1. Let’s start by talking a little bit about your last studio record, Another Country. You went to Paris for inspiration — how does an experience like that affect your creative vision going forward?
Well, it makes you want to make your world bigger. Or maybe purer is the word. There is something really elemental about running away. You get to fall back in love with the world in a new way. On a practical level, it just made me want to build more time alone for myself to write like that. I really wanted to take what I learned and run with it further, more directly.
2. I understand that you went home to North Carolina to record your upcoming album. What were the challenges of going back home? What was different about the writing/recording process?
Going home felt just right. The band is there. Our posse is there. We love the studio Overdub Lane, and we’d demoed there so many times that it was just time to make the record there. Tucker Martine came to North Carolina, and we gave him this intense tour of our home turf. I kept finding myself saying, “that’s where I worked, that’s where my mom lives, over there is where we drank a bunch of beers in the rain ,and this place has the best hamburger in the world.” I love North Carolina, but I am always wary to find some intersection between being home while also challenging what we think we know and not getting to comfortable. That Tucker came down and really felt the place, my place, I think it really resonates in the music. He was really willing to reach out to us, and also to challenge us, too.
At the end of the day, though, when you are in that studio 12 hours a day, you make your own little world wherever you record. You forget where you are until you go out for a beer on the way home or order take out. You don’t think about how someone you know from third grade might actually hear it one day. Which is really important.
3. Tell us a little bit about the new album. What themes are you focusing on this time around?
I wanted to make a really direct record. With really direct writing. Not like, in-your-face, stand down direct, but just real strength. I didn’t want to angst about making things. I just wanted to follow my gut and make them as strong and immediate as I could.

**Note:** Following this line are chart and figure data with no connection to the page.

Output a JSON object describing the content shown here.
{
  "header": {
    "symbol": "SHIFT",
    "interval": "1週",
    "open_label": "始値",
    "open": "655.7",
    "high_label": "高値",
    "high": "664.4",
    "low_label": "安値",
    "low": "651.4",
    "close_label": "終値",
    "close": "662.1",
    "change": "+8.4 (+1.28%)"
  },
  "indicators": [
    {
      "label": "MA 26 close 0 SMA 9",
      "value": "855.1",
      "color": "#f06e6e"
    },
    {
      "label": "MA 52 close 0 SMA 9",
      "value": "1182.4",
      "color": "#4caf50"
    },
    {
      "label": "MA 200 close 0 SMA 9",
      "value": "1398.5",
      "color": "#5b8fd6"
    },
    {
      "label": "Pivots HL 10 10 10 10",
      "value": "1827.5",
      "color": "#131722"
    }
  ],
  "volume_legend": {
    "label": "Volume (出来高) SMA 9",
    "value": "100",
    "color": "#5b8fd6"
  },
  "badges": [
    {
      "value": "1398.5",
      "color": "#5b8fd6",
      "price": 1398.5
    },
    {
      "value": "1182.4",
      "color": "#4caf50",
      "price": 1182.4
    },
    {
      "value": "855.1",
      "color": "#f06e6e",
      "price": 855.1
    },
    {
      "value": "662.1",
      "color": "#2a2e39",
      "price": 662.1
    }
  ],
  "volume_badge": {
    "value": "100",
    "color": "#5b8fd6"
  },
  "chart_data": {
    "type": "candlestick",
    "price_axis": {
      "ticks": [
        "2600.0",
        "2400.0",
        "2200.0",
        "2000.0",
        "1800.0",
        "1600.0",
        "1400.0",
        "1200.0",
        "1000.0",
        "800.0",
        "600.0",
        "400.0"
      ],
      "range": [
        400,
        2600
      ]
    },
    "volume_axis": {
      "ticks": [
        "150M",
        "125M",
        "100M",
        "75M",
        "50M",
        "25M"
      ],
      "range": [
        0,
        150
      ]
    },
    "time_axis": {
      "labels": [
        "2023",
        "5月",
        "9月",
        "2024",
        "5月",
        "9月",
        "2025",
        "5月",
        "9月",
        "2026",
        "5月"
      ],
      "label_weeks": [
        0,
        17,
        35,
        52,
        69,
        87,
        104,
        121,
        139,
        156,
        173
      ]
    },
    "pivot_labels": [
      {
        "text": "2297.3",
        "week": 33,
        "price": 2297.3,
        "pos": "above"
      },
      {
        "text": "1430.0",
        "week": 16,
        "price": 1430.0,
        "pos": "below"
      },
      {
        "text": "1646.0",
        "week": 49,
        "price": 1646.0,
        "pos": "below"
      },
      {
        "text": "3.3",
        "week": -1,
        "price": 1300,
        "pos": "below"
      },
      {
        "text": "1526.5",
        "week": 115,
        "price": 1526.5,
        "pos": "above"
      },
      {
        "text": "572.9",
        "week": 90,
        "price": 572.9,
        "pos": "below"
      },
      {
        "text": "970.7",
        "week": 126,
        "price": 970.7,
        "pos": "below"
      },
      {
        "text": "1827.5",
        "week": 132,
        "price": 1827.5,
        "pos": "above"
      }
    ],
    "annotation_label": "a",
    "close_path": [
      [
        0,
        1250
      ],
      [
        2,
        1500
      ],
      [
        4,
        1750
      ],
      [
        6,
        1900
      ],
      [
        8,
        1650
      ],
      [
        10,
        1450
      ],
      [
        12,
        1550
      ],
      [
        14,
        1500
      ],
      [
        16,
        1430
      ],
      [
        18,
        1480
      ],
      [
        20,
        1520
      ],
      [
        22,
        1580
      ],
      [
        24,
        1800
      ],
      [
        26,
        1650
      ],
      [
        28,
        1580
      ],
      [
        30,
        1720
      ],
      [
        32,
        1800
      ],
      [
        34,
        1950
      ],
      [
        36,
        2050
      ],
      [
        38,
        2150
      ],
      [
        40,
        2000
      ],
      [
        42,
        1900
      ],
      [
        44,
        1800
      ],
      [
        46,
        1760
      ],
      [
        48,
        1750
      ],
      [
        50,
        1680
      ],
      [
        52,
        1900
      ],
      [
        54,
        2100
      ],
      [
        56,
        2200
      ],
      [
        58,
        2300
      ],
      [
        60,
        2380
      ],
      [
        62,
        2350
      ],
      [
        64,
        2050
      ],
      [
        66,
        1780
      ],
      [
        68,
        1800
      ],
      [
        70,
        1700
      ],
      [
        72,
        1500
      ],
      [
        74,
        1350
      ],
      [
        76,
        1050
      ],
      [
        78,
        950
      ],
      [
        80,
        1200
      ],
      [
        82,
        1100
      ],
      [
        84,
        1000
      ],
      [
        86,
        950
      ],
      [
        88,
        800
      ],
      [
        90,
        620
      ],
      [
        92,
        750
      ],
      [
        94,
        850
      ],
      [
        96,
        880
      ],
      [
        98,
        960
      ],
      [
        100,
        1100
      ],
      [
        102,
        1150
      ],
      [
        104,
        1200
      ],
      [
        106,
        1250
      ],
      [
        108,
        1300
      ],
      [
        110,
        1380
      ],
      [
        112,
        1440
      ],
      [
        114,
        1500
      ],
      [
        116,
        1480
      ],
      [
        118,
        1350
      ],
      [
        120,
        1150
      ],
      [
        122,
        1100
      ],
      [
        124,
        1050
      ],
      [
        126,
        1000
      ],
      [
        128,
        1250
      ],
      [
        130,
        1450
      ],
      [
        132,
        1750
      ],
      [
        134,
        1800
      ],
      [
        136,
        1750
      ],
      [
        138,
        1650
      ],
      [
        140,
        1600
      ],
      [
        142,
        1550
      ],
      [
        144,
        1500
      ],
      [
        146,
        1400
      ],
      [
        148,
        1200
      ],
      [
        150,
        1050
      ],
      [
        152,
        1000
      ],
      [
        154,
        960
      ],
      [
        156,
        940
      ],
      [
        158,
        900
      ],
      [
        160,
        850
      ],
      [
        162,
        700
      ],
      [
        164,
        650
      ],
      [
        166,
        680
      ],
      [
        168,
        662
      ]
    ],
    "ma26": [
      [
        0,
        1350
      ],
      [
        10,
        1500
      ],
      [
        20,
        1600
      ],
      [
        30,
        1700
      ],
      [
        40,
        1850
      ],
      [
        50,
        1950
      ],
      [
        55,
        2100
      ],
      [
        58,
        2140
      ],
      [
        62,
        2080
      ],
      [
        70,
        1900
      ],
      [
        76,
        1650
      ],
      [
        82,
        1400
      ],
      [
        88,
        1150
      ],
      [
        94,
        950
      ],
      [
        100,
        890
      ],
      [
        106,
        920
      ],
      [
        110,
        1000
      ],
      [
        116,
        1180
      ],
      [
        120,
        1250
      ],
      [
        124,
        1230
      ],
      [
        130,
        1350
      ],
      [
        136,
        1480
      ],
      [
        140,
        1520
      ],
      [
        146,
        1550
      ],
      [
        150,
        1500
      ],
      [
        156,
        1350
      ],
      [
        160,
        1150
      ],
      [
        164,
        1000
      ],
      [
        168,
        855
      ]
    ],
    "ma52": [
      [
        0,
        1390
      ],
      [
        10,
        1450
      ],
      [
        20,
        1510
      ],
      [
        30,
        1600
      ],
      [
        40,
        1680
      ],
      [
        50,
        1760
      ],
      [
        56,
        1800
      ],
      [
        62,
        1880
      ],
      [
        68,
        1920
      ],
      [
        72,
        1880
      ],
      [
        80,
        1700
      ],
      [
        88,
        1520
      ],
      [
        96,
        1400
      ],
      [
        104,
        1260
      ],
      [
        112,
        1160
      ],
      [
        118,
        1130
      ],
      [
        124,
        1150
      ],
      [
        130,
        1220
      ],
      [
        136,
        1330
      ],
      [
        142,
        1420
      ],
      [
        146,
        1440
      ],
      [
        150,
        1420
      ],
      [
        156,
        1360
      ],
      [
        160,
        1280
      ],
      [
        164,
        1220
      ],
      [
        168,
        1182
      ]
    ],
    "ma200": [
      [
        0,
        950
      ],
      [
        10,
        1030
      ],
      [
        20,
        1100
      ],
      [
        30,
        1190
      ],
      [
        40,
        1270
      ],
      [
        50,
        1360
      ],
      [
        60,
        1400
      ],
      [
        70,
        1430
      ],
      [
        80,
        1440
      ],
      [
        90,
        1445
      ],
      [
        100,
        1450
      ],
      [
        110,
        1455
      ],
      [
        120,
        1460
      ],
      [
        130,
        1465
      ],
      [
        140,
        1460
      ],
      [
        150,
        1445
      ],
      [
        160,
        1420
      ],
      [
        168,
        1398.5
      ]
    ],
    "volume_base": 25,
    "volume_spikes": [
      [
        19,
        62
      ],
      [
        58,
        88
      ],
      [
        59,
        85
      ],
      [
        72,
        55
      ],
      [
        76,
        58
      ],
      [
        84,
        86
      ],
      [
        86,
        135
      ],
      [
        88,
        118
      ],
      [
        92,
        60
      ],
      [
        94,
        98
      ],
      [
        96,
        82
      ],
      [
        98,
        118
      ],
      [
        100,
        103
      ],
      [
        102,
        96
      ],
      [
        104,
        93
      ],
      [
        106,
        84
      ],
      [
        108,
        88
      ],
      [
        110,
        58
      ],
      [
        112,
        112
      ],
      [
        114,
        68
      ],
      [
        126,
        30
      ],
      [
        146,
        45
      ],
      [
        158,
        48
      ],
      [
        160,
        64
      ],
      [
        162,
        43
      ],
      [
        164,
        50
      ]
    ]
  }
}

My grandmother died while I was writing this record, and Zeke and Jay’s grandmothers died, too. All within two weeks of each other. That really became a big part of the record. I was writing while she was dying, and no matter what I was working on, it kept spilling in. This record is a little haunted, I think. It doesn’t wrap up in a neat story quite like running away to Paris, but it is realer for it. We are doing what we do making music the way our gut says. Doing the work we are supposed to do without fanfare. I like that we are just in there getting our hands dirty. And I like that ghosts keep showing up.
4. North Carolina has produced quite a few amazing artists. Who are some of your favorites who have come out of the area?
Nina Simone will always be my favorite North Carolina artist. It really is a wellspring there. So many cool bands and cool stories. Somebody gave me a mixtape when I was twenty or so with all these Chapel Hill bands – Polvo, Metal Flake Mother, Zen Frisbee. It blew my mind. Bowerbirds, the Rosebuds, Superchunk, and Merge for goodness sake. I couldn’t believe it when we started our band and people in a place that cool actually came out.
5. Finally, tell us a little bit about your monthly interview program, The Spark. You’ve had some amazing guests, including Emmylou Harris and Patty Griffin. How have those conversations inspired you?
I always, always learn something from these interviews. It is such a wonderful excuse to really focus on someone else’s work – and then to talk to them in person about it! I am always awed by the humility I find, as well as the practical wisdom. I always come away with a feeling of being so excited to get back to the everyday work of trying to make something small and true. Which is the best feeling I know.